It’s time for South Carolina to finally recognize Juneteenth as an official holiday | Opinion

History records June 19, 1865, as the day the Union Army arrived in Galveston, Texas, to enforce the 1863 Emancipation Proclamation, and inform people in that remote part of the former Confederacy, “All slaves are free.”

And history records Aug. 18, 2020, as the day the Columbia City Council became the first in South Carolina to give city employees a paid day off to celebrate the liberation of Black Americans on Juneteenth — a poetic portmanteau of June and nineteenth. History also records June 17, 2021, as the day Juneteenth became a holiday for federal workers and Oct. 4, 2022, as the day Richland County Council added Juneteeth as a county holiday.

But history does not record when South Carolina, where more than one in four people are Black or African American, recognized Juneteenth as a holiday for state workers. Because it hasn’t happened. Yet.

South Carolina is the first state to secede from the Union, the state where the Civil War began and home to more than 2,000 plantations and many beautiful Juneteenth celebrations at this time of year. But its lawmakers have so far chosen not to commemorate a day as most other states have.

State Sen. Darrell Jackson, D-Columbia, has introduced several bills to make Juneteenth a state holiday since 2019. He says it’s the right thing and that it would keep state employment competitive with county and Columbia government jobs.

“I am looking forward to strongly pushing it next year,” he told me this week. “It probably should be the most celebrated day in the African American community.

“To me, it represents the best of this country.... It is not something that is antagonistic, although it is challenging.
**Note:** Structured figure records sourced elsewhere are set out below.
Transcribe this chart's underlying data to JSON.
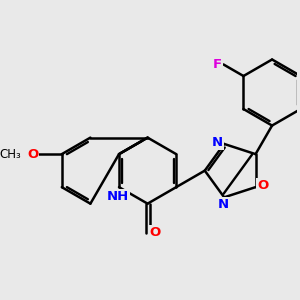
{
  "background_color": "#e9e9e9",
  "bond_color": "#000000",
  "bond_width": 1.8,
  "fig_width": 3.0,
  "fig_height": 3.0,
  "dpi": 100,
  "colors": {
    "F": "#dd00dd",
    "O": "#ff0000",
    "N": "#0000ff",
    "NH": "#0000ff",
    "C": "#000000"
  }
}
I’m not going to sugarcoat it, OK? But let’s look at Juneteenth as the best of America. It is America correcting itself.”
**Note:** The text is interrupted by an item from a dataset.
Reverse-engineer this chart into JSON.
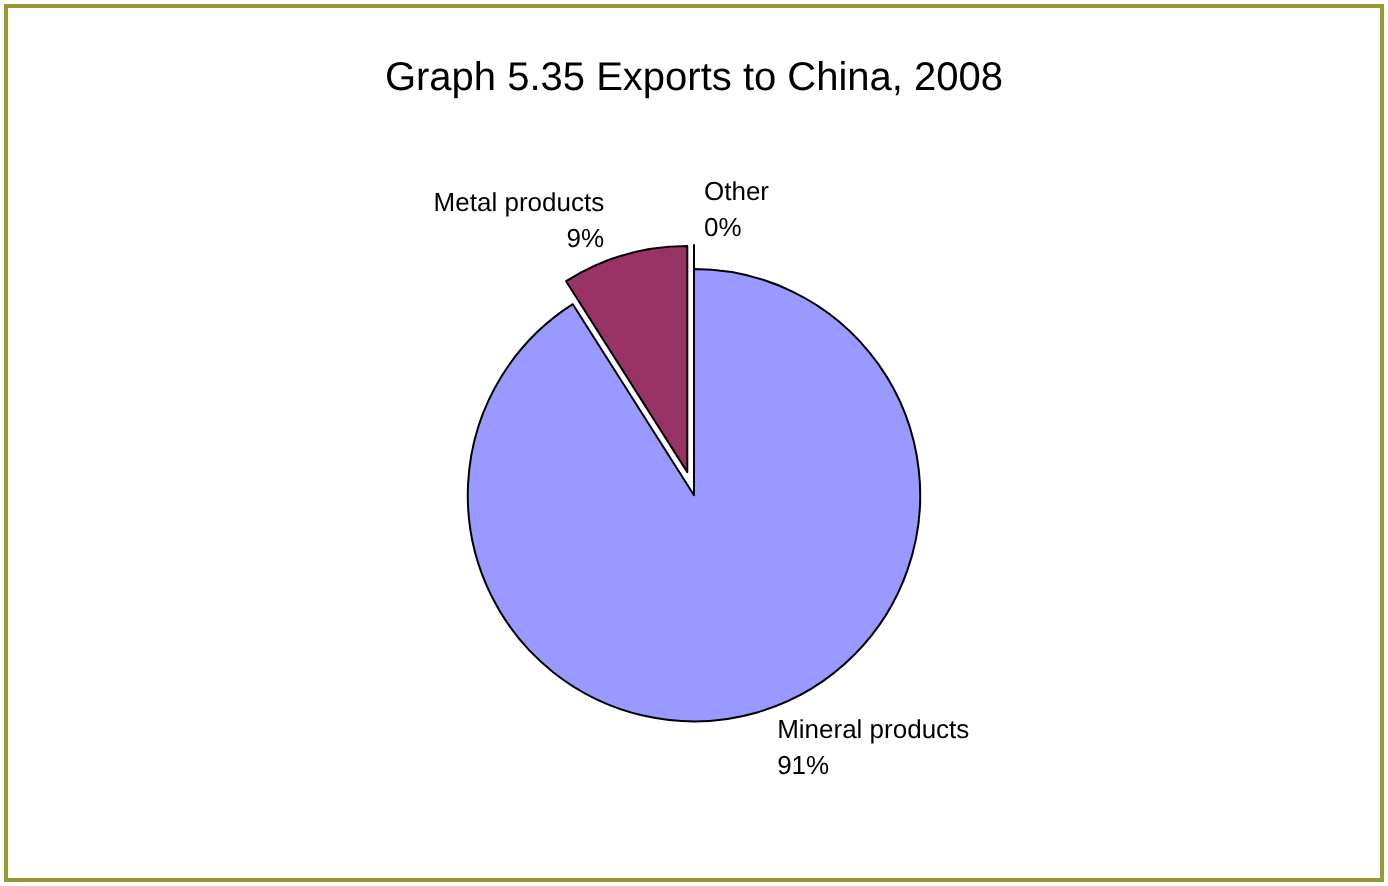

Texas was the first state to make Juneteenth a permanent state holiday, in 1980. Twenty-five others followed in a wave of legislation following the massive protests over the murder of Minnesotan George Floyd in 2020. And at least five other states will give some state workers a paid day off or offer Juneteenth as a floating holiday this year by law or, as in Alabama and West Virginia, by gubernatorial action.

Now the rest of the states need to act.

Maybe, as sometimes happens, business leaders will force their hand.

Last year, a Mercer study found 39% of employers have made Juneteenth a paid holiday, up from 33% in 2022 and from 9% in 2021. Mine is one. It’s a paid holiday for employees of McClatchy, which owns The State, The Hilton Head Island Packet and the Myrtle Beach Sun News.

In a proclamation accompanying its observance in 2021, President Joe Biden called Juneteenth “a day of profound weight and power,” “a day in which we remember the moral stain and terrible toll of slavery on our country” and “a day that also reminds us of our incredible capacity to heal, hope, and emerge from our darkest moments with purpose and resolve.”

The same reflection and resolve is needed at the state level. Perhaps next year is the year South Carolina lawmakers embrace the change.

If they are looking for a reason to give state workers this paid holiday, they could consider that state productivity already dips because some employees take it off to celebrate with family and friends now or that the state is one of only a few to close its offices to commemorate Confederate Memorial Day May 10.

For now, everyone should pause to reflect, and rejoice in our shared humanity. There are plenty of ways to mark Juneteenth. Sen. Jackson says you could sit in a slave cabin or walk past the gravestones in one of the state’s plantations. You could visit one of 400-plus African American cultural sites listed in the Green Book of South Carolina, shop or eat at a Black-owned business, get into the Columbia Museum of Art for free to see the work of Black artists or read any number of poignant books, such as “James” by Percival Everett.

Whatever you do, spend some time considering the history, the complexity and all the hard-fought freedoms of this country we call home while celebrating its people, food, culture and the better angels of our nature.